The contractor, who lives in Parma Heights, was charged via a criminal information, which is usually a sign that a plea agreement is forthcoming. His attorney Denise Demmitt confirmed that her client would plead guilty but also said he had paid the bribes as a “result of the continuous pressure” from Taylor.

Taylor pleaded guilty in September 2018 to extortion and bribery in a federally funded program, admitting to taking thousands of dollars in bribes from two contractors and gave them preferential treatment for government-funded demolition and abatement projects. He worked for the city for 30 years and retired in January 2018. He has not been sentenced.

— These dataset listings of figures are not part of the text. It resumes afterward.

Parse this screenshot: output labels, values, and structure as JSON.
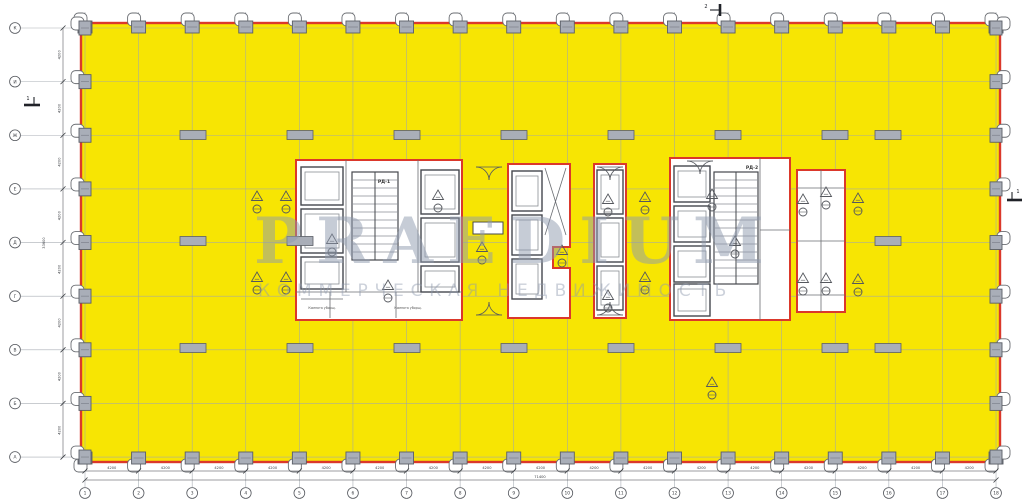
{
  "drawing": {
    "type": "architectural-floor-plan",
    "highlight_note": "open floor area highlighted yellow with red contour"
  },
  "colors": {
    "paper": "#ffffff",
    "highlight_yellow": "#F7E503",
    "contour_red": "#DB382B",
    "grid_gray": "#9FA6AD",
    "column_fill": "#A9AEB8",
    "column_stroke": "#5A5E66",
    "wall_dark": "#45484E",
    "wall_light": "#8A8E94",
    "dim_text": "#3A3D42",
    "watermark": "#8F9AAF"
  },
  "axes": {
    "columns": [
      "1",
      "2",
      "3",
      "4",
      "5",
      "6",
      "7",
      "8",
      "9",
      "10",
      "11",
      "12",
      "13",
      "14",
      "15",
      "16",
      "17",
      "18"
    ],
    "rows": [
      "К",
      "И",
      "Ж",
      "Е",
      "Д",
      "Г",
      "В",
      "Б",
      "А"
    ],
    "bay_dim": "4200",
    "total_width": "71400",
    "total_height": "33600"
  },
  "section_markers": [
    {
      "label": "1",
      "side": "left"
    },
    {
      "label": "1",
      "side": "right"
    },
    {
      "label": "2",
      "side": "top"
    }
  ],
  "core_labels": {
    "core1": "РД-1",
    "core4": "РД-2",
    "cleaner_room": "Комната уборщ."
  },
  "watermark": {
    "line1": "PRAEDIUM",
    "line2": "КОММЕРЧЕСКАЯ НЕДВИЖИМОСТЬ"
  },
  "layout": {
    "plate": {
      "x": 81,
      "y": 23,
      "w": 919,
      "h": 439
    },
    "axis_x0": 85,
    "axis_dx": 53.59,
    "axis_y0": 28,
    "axis_dy": 53.63,
    "bubble_bottom_y": 493,
    "bubble_left_x": 15,
    "bubble_r": 5.4,
    "dim_line1_y": 471,
    "dim_line2_y": 480,
    "dim_col1_x": 63,
    "dim_col2_x": 45,
    "interior_columns": [
      [
        193,
        135
      ],
      [
        300,
        135
      ],
      [
        407,
        135
      ],
      [
        514,
        135
      ],
      [
        621,
        135
      ],
      [
        728,
        135
      ],
      [
        835,
        135
      ],
      [
        888,
        135
      ],
      [
        193,
        241
      ],
      [
        300,
        241
      ],
      [
        888,
        241
      ],
      [
        193,
        348
      ],
      [
        300,
        348
      ],
      [
        407,
        348
      ],
      [
        514,
        348
      ],
      [
        621,
        348
      ],
      [
        728,
        348
      ],
      [
        835,
        348
      ],
      [
        888,
        348
      ]
    ],
    "cores": [
      {
        "x": 296,
        "y": 160,
        "w": 166,
        "h": 160,
        "label": "core1",
        "label_xy": [
          384,
          183
        ],
        "shafts": [
          [
            301,
            167,
            42,
            38
          ],
          [
            301,
            209,
            42,
            44
          ],
          [
            301,
            257,
            42,
            32
          ],
          [
            421,
            170,
            38,
            44
          ],
          [
            421,
            218,
            38,
            44
          ],
          [
            421,
            266,
            38,
            26
          ]
        ],
        "stair": [
          352,
          172,
          46,
          88,
          11
        ],
        "lines": [
          [
            296,
            292,
            462,
            292
          ],
          [
            330,
            292,
            330,
            318
          ],
          [
            396,
            292,
            396,
            318
          ],
          [
            346,
            160,
            346,
            292
          ],
          [
            418,
            160,
            418,
            292
          ],
          [
            301,
            299,
            343,
            299
          ]
        ],
        "rooms": [
          {
            "key": "cleaner_room",
            "x": 322,
            "y": 309
          },
          {
            "key": "cleaner_room",
            "x": 408,
            "y": 309
          }
        ]
      },
      {
        "path": "M508 164 H570 V247 H553 V268 H570 V318 H508 Z",
        "shafts": [
          [
            512,
            171,
            30,
            40
          ],
          [
            512,
            215,
            30,
            40
          ],
          [
            512,
            259,
            30,
            40
          ]
        ],
        "lines": [
          [
            545,
            168,
            566,
            235
          ],
          [
            545,
            235,
            566,
            168
          ]
        ]
      },
      {
        "x": 594,
        "y": 164,
        "w": 32,
        "h": 154,
        "shafts": [
          [
            597,
            170,
            26,
            44
          ],
          [
            597,
            218,
            26,
            44
          ],
          [
            597,
            266,
            26,
            44
          ]
        ]
      },
      {
        "x": 670,
        "y": 158,
        "w": 120,
        "h": 162,
        "label": "core4",
        "label_xy": [
          752,
          169
        ],
        "shafts": [
          [
            674,
            166,
            36,
            36
          ],
          [
            674,
            206,
            36,
            36
          ],
          [
            674,
            246,
            36,
            36
          ],
          [
            674,
            284,
            36,
            32
          ]
        ],
        "stair": [
          714,
          172,
          44,
          112,
          14
        ],
        "lines": [
          [
            760,
            158,
            760,
            320
          ],
          [
            760,
            230,
            790,
            230
          ]
        ]
      },
      {
        "x": 797,
        "y": 170,
        "w": 48,
        "h": 142,
        "lines": [
          [
            797,
            188,
            845,
            188
          ],
          [
            797,
            241,
            845,
            241
          ],
          [
            797,
            295,
            845,
            295
          ],
          [
            821,
            170,
            821,
            312
          ]
        ]
      }
    ],
    "extra_shafts": [
      [
        473,
        222,
        30,
        12
      ]
    ],
    "doors": [
      {
        "x": 489,
        "y": 167,
        "dir": 1
      },
      {
        "x": 489,
        "y": 315,
        "dir": -1
      },
      {
        "x": 610,
        "y": 167,
        "dir": 1
      },
      {
        "x": 610,
        "y": 315,
        "dir": -1
      },
      {
        "x": 700,
        "y": 161,
        "dir": 1
      }
    ],
    "markers": [
      [
        257,
        197
      ],
      [
        286,
        197
      ],
      [
        257,
        278
      ],
      [
        286,
        278
      ],
      [
        332,
        240
      ],
      [
        388,
        286
      ],
      [
        438,
        196
      ],
      [
        482,
        248
      ],
      [
        562,
        251
      ],
      [
        608,
        200
      ],
      [
        608,
        296
      ],
      [
        645,
        198
      ],
      [
        645,
        278
      ],
      [
        712,
        195
      ],
      [
        735,
        242
      ],
      [
        803,
        200
      ],
      [
        826,
        193
      ],
      [
        803,
        279
      ],
      [
        826,
        279
      ],
      [
        858,
        199
      ],
      [
        858,
        280
      ],
      [
        712,
        383
      ]
    ],
    "watermark_line1_xy": [
      254,
      263
    ],
    "watermark_line2_xy": [
      258,
      296
    ]
  }
}
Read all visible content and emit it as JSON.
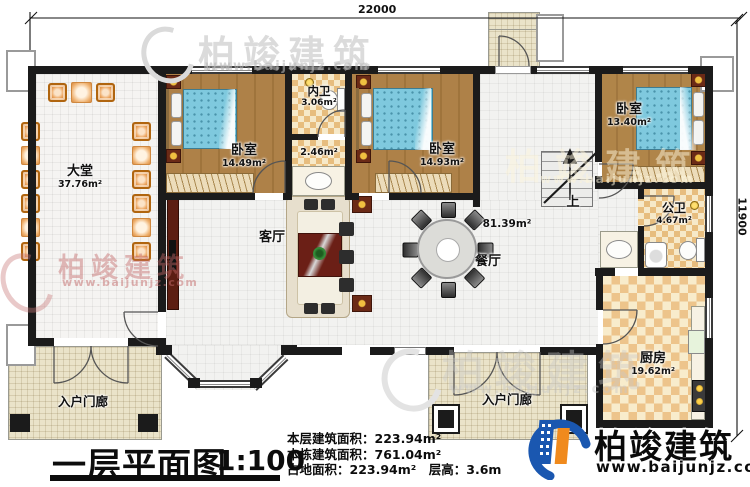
{
  "dimensions": {
    "width_label": "22000",
    "height_label": "11900"
  },
  "rooms": {
    "datang": {
      "name": "大堂",
      "area": "37.76m²"
    },
    "bedroom1": {
      "name": "卧室",
      "area": "14.49m²"
    },
    "neiwei": {
      "name": "内卫",
      "area": "3.06m²"
    },
    "corridor": {
      "area": "2.46m²"
    },
    "bedroom2": {
      "name": "卧室",
      "area": "14.93m²"
    },
    "bedroom3": {
      "name": "卧室",
      "area": "13.40m²"
    },
    "living": {
      "name": "客厅"
    },
    "dining": {
      "name": "餐厅"
    },
    "open_area": {
      "area": "81.39m²"
    },
    "gongwei": {
      "name": "公卫",
      "area": "4.67m²"
    },
    "kitchen": {
      "name": "厨房",
      "area": "19.62m²"
    },
    "porch_left": {
      "name": "入户门廊"
    },
    "porch_right": {
      "name": "入户门廊"
    },
    "stairs": {
      "label": "上"
    }
  },
  "title_block": {
    "title": "一层平面图",
    "scale": "1:100",
    "stats": [
      "本层建筑面积：223.94m²",
      "本栋建筑面积：761.04m²",
      "占地面积：223.94m²",
      "层高：3.6m"
    ]
  },
  "branding": {
    "logo_text": "柏竣建筑",
    "logo_url": "www.baijunjz.com"
  },
  "watermark": {
    "text": "柏竣建筑",
    "url": "www.baijunjz.com"
  },
  "colors": {
    "wall": "#1b1b1b",
    "wood_floor": "#aa7d45",
    "bed_blue": "#7fc9de",
    "checker_tan": "#e7bd7e",
    "porch_beige": "#eae3c9",
    "accent_maroon": "#5c1e12",
    "logo_blue": "#1a57b0",
    "logo_orange": "#f08a1d"
  }
}
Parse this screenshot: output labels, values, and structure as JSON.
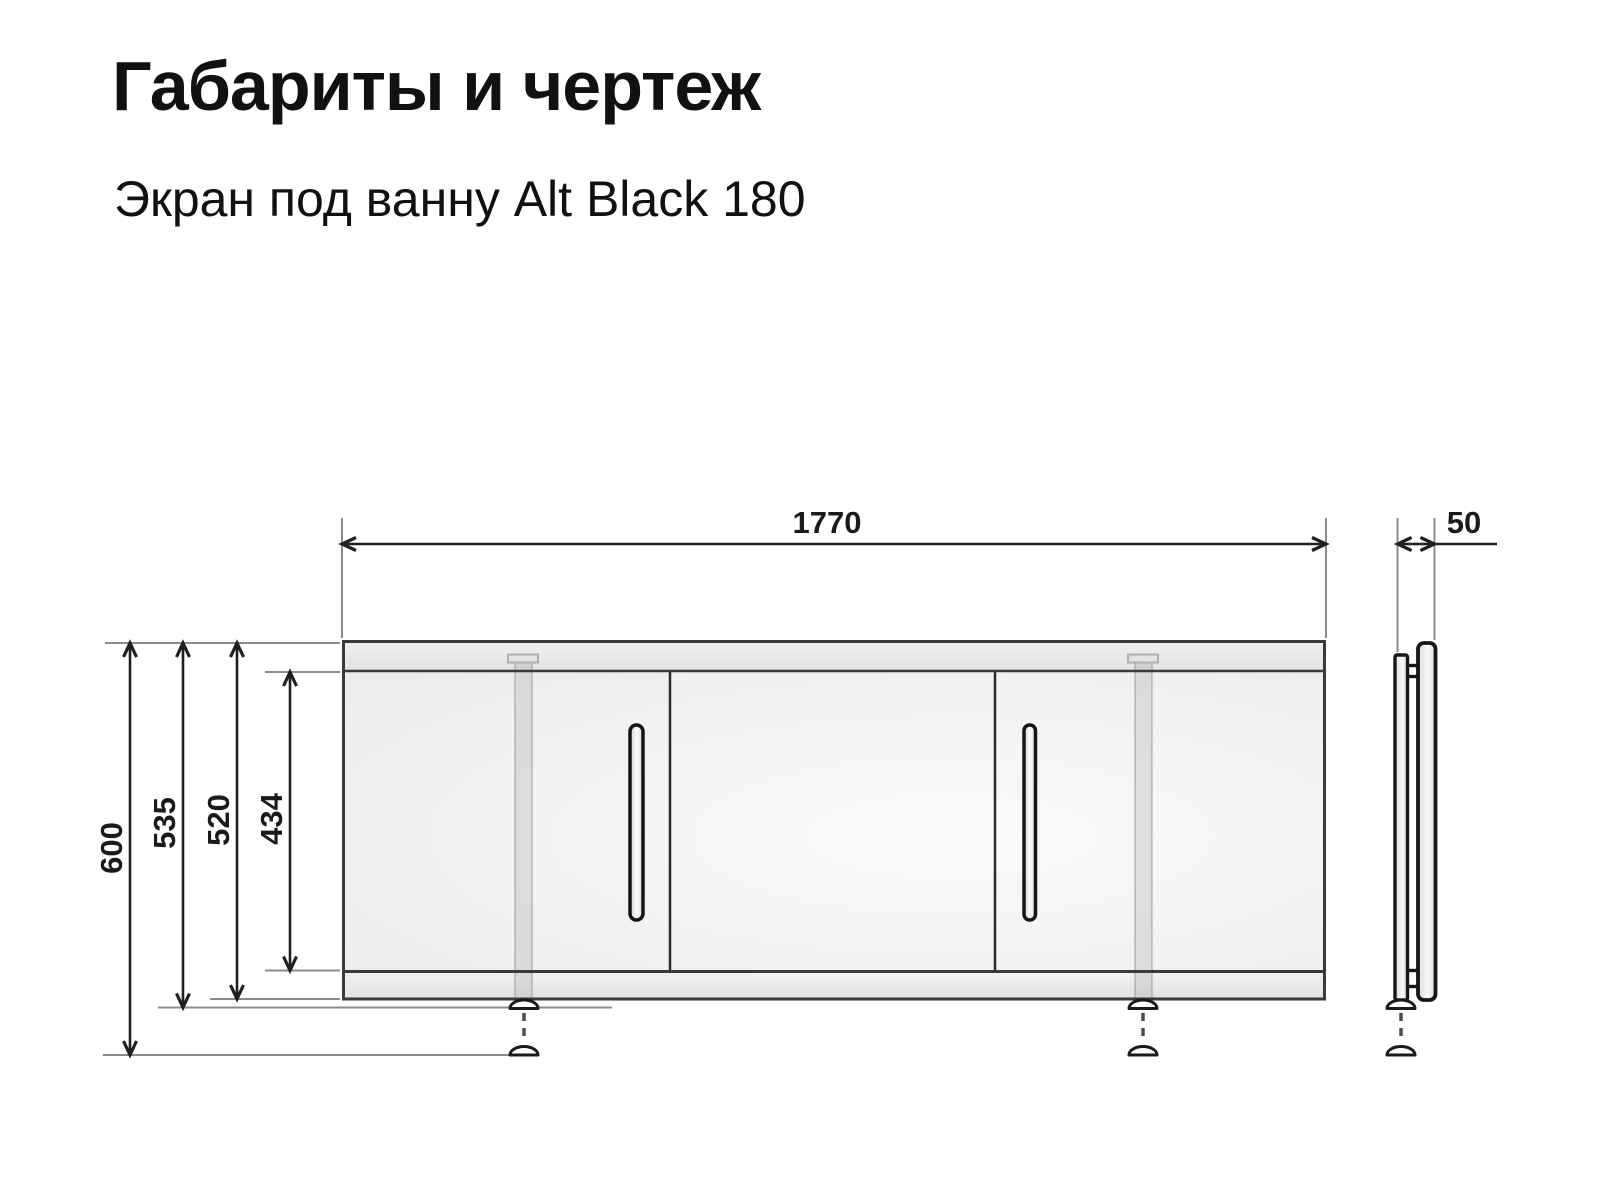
{
  "header": {
    "title": "Габариты и чертеж",
    "subtitle": "Экран под ванну Alt Black 180"
  },
  "drawing": {
    "dims": {
      "overall_width": "1770",
      "depth": "50",
      "overall_height": "600",
      "height_with_foot": "535",
      "frame_height": "520",
      "door_height": "434"
    },
    "colors": {
      "dim_line": "#1f1f1f",
      "ext_line": "#8c8c8c",
      "body_edge": "#3a3a3a",
      "rail_fill": "#e9e9e9",
      "panel_fill": "#f4f4f4",
      "label": "#1a1a1a"
    }
  }
}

In September 2016, Eadeh’s company received a contract to demolish a building on East 71st Street, the information states. Taylor conducted a clean-hole bulkhead inspection and told Eadeh he passed. On Oct. 3, 2016, the pair met up, and Eadeh paid Taylor $100 in cash, according to prosecutors. Two days later, Taylor conducted a final compliance inspection at the property and told Eadeh he passed. On Oct. 6, 2016, Eadeh paid Taylor another $100, according to prosecutors. Eadeh also paid Taylor $100 on Oct. 28, 2016, the day Taylor inspected a to-be-demolished property on East 147th Street, and gave him the OK. He did the same on Nov. 26, 2016 for a job on Otokar Street, the information says.

In November 2016, Eadeh’s company won a bid for a Cuyahoga County Land Bank demolition project on Raymond Avenue. On Dec. 3, 2016, Taylor inspected the property and told Eadeh he passed. Eadeh paid him $50 in cash, according to prosecutors. The bribes continued into 2017. Eadeh paid Taylor $50 for favorable treatment during an inspection for a property on Harvard Avenue in July 2017, and $100 the next month for a Land Bank job on East 53rd Street, the information states. Demmitt said Taylor solicited all the bribes through “veiled intimidation and veiled threats with regard to his ongoing business” and noted that he did it with other people. She said her client has historically been an honest businessman.

Eadeh is the third contractor federal prosecutors charged as part of its probe. North Royalton contractor Martin Fano pleaded guilty to honest services mail and wire fraud and admitted to paying Taylor $460 in bribes and giving him free meals. Senior U.S. District Judge Christopher Boyko in September ordered Fano to pay a $4,000 fine.

Warrensville Heights resident Eric Witherspoon, who ran Arick’s Environmental Services and Arick’s Services, pleaded guilty in September to bribery concerning a federally funded program. He admitted to giving Taylor a $3,000 bribe in 2013 for help in getting on the city’s bid list for a demolition job, as well as for a quick inspection. The city awarded Witherspoon the $147,000 contract. Boyko has not yet sentenced Witherspoon.